Mi pequeña se sonroja y se esconde detrás de mí, gesto que provoca que Leif me mire con preocupación.
—Tranquilo. A veces se pone así —le digo en voz baja—. Vamos a conseguirte algo más... adecuado.
Las carcajadas de mis pulgas no son nada en comparación con las risotadas explosivas que suelta Niamh en mi cabeza cuando vemos a Leif salir del probador con una camisa deportiva y una gorra puesta hacia atrás.
—¿Qué? ¿Me veo tan mal? —pregunta Leif, avergonzado.
No puedo aguantarme y termino riéndome a carcajadas hasta que me duele el estómago.

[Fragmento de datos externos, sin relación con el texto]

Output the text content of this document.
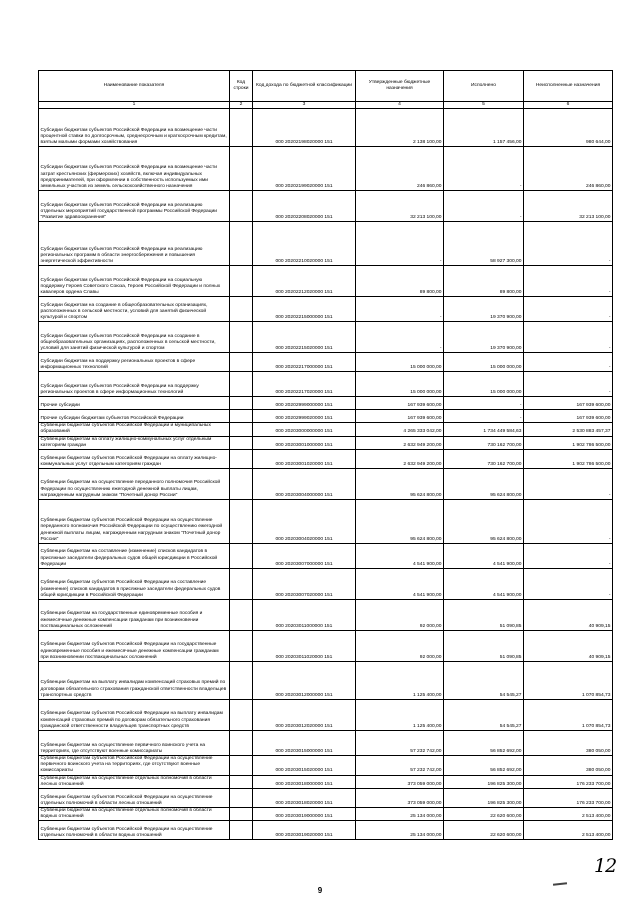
Наименование показателя	Код строки	Код дохода по бюджетной классификации	Утвержденные бюджетные назначения	Исполнено	Неисполненные назначения
1	2	3	4	5	6
Субсидии бюджетам субъектов Российской Федерации на возмещение части процентной ставки по долгосрочным, среднесрочным и краткосрочным кредитам, взятым малыми формами хозяйствования		000 20202198020000 151	2 138 100,00	1 157 456,00	980 644,00
Субсидии бюджетам субъектов Российской Федерации на возмещение части затрат крестьянских (фермерских) хозяйств, включая индивидуальных предпринимателей, при оформлении в собственность используемых ими земельных участков из земель сельскохозяйственного назначения		000 20202199020000 151	246 860,00	-	246 860,00
Субсидии бюджетам субъектов Российской Федерации на реализацию отдельных мероприятий государственной программы Российской Федерации "Развитие здравоохранения"		000 20202208020000 151	32 213 100,00	-	32 213 100,00
Субсидии бюджетам субъектов Российской Федерации на реализацию региональных программ в области энергосбережения и повышения энергетической эффективности		000 20202210020000 151	-	58 927 300,00	-
Субсидии бюджетам субъектов Российской Федерации на социальную поддержку Героев Советского Союза, Героев Российской Федерации и полных кавалеров ордена Славы		000 20202212020000 151	89 800,00	89 800,00	-
Субсидии бюджетам на создание в общеобразовательных организациях, расположенных в сельской местности, условий для занятий физической культурой и спортом		000 20202215000000 151	-	19 370 900,00	-
Субсидии бюджетам субъектов Российской Федерации на создание в общеобразовательных организациях, расположенных в сельской местности, условий для занятий физической культурой и спортом		000 20202215020000 151	-	19 370 900,00	-
Субсидии бюджетам на поддержку региональных проектов в сфере информационных технологий		000 20202217000000 151	15 000 000,00	15 000 000,00	-
Субсидии бюджетам субъектов Российской Федерации на поддержку региональных проектов в сфере информационных технологий		000 20202217020000 151	15 000 000,00	15 000 000,00	-
Прочие субсидии		000 20202999000000 151	167 939 600,00	-	167 939 600,00
Прочие субсидии бюджетам субъектов Российской Федерации		000 20202999020000 151	167 939 600,00	-	167 939 600,00
Субвенции бюджетам субъектов Российской Федерации и муниципальных образований		000 20203000000000 151	4 265 333 042,00	1 734 449 584,63	2 530 883 457,37
Субвенции бюджетам на оплату жилищно-коммунальных услуг отдельным категориям граждан		000 20203001000000 151	2 632 949 200,00	730 162 700,00	1 902 786 500,00
Субвенции бюджетам субъектов Российской Федерации на оплату жилищно-коммунальных услуг отдельным категориям граждан		000 20203001020000 151	2 632 949 200,00	730 162 700,00	1 902 786 500,00
Субвенции бюджетам на осуществление переданного полномочия Российской Федерации по осуществлению ежегодной денежной выплаты лицам, награжденным нагрудным знаком "Почетный донор России"		000 20203004000000 151	95 624 800,00	95 624 800,00	-
Субвенции бюджетам субъектов Российской Федерации на осуществление переданного полномочия Российской Федерации по осуществлению ежегодной денежной выплаты лицам, награжденным нагрудным знаком "Почетный донор России"		000 20203004020000 151	95 624 800,00	95 624 800,00	-
Субвенции бюджетам на составление (изменение) списков кандидатов в присяжные заседатели федеральных судов общей юрисдикции в Российской Федерации		000 20203007000000 151	4 541 900,00	4 541 900,00	-
Субвенции бюджетам субъектов Российской Федерации на составление (изменение) списков кандидатов в присяжные заседатели федеральных судов общей юрисдикции в Российской Федерации		000 20203007020000 151	4 541 900,00	4 541 900,00	-
Субвенции бюджетам на государственные единовременные пособия и ежемесячные денежные компенсации гражданам при возникновении поствакцинальных осложнений		000 20203011000000 151	92 000,00	51 090,85	40 909,15
Субвенции бюджетам субъектов Российской Федерации на государственные единовременные пособия и ежемесячные денежные компенсации гражданам при возникновении поствакцинальных осложнений		000 20203011020000 151	92 000,00	51 090,85	40 909,15
Субвенции бюджетам на выплату инвалидам компенсаций страховых премий по договорам обязательного страхования гражданской ответственности владельцев транспортных средств		000 20203012000000 151	1 125 400,00	54 545,27	1 070 854,73
Субвенции бюджетам субъектов Российской Федерации на выплату инвалидам компенсаций страховых премий по договорам обязательного страхования гражданской ответственности владельцев транспортных средств		000 20203012020000 151	1 125 400,00	54 545,27	1 070 854,73
Субвенции бюджетам на осуществление первичного воинского учета на территориях, где отсутствуют военные комиссариаты		000 20203015000000 151	57 232 742,00	56 852 692,00	380 050,00
Субвенции бюджетам субъектов Российской Федерации на осуществление первичного воинского учета на территориях, где отсутствуют военные комиссариаты		000 20203015020000 151	57 232 742,00	56 852 692,00	380 050,00
Субвенции бюджетам на осуществление отдельных полномочий в области лесных отношений		000 20203018000000 151	373 059 000,00	196 825 300,00	176 233 700,00
Субвенции бюджетам субъектов Российской Федерации на осуществление отдельных полномочий в области лесных отношений		000 20203018020000 151	373 059 000,00	196 825 300,00	176 233 700,00
Субвенции бюджетам на осуществление отдельных полномочий в области водных отношений		000 20203019000000 151	25 134 000,00	22 620 600,00	2 513 400,00
Субвенции бюджетам субъектов Российской Федерации на осуществление отдельных полномочий в области водных отношений		000 20203019020000 151	25 134 000,00	22 620 600,00	2 513 400,00
9
12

—De acuerdo, no voy a comprar esto. Me queda claro que...
—No, no, te ves... bien —digo entre risas.
«Me voy a hacer pipí», pienso desesperada.
—No, no me veo bien. Luzco ridículo —gruñe Leif.
—Solo quítate la gorra —sugiere Riven—. Si lo haces, ya no te ves tan chistoso.
—Bien, me lo voy a quitar.
Mis risas se apagan poco a poco, y noto que la dependienta de la tienda me observa con alivio. Como no está huyendo despavorida, supongo que no ha reconocido a Leif, pero percibe que no es alguien tan confiable.
—Es mejor sin la gorra —opino—. Pero se perdió todo el encanto del atuendo.
—Tengo hambre —se quejan Dean y Riven al unísono.
Sus estómagos rugen, confirmando que su hambre ya cruzó la línea de lo moderado y están pasando al apetito salvaje y voraz.
—Paguemos esto y vámonos —le digo a Leif con urgencia—. A no ser que quieras ofrecerles un brazo como desayuno.
—Ay, no, qué asco —dice Lunaire, haciendo una mueca muy graciosa—. No, no te vamos a comer a ti.
—Oye, no lo desprecies tanto —bromeo—. Muchos darían lo que fuera por…
—Ya basta —me corta Leif—. Vamos a comer.
Jamás me ha importado lo que la gente piense cuando mis pulgas comen como si llevaran siglos sin probar bocado. Pero ahora, rodeados de tantos de nuestra especie, me siento fuera de lugar. Quisiera decirles que se calmen, que no llamen la atención y que finjan que tienen modales.
—¿Por qué no comes, tía? —me pregunta Riven, mirándome con preocupación—. A ti te gustan mucho las hamburguesas.
—Sigue nerviosa por lo que le pasó hace rato —explica Lunaire, limpiándose la boca con la manga de su sudadera.
Ante ese gesto, Leif frunce el ceño con desaprobación y toma una servilleta. Se la ofrece a su hija, y al ver que ella no la toma, se atreve a dar el paso: la limpia él mismo.
—Para eso usamos servilletas, hija —le dice con un tono tan cariñoso que hasta a mí me dan ganas de tener papá—. Si no, siempre tendrás la ropa sucia.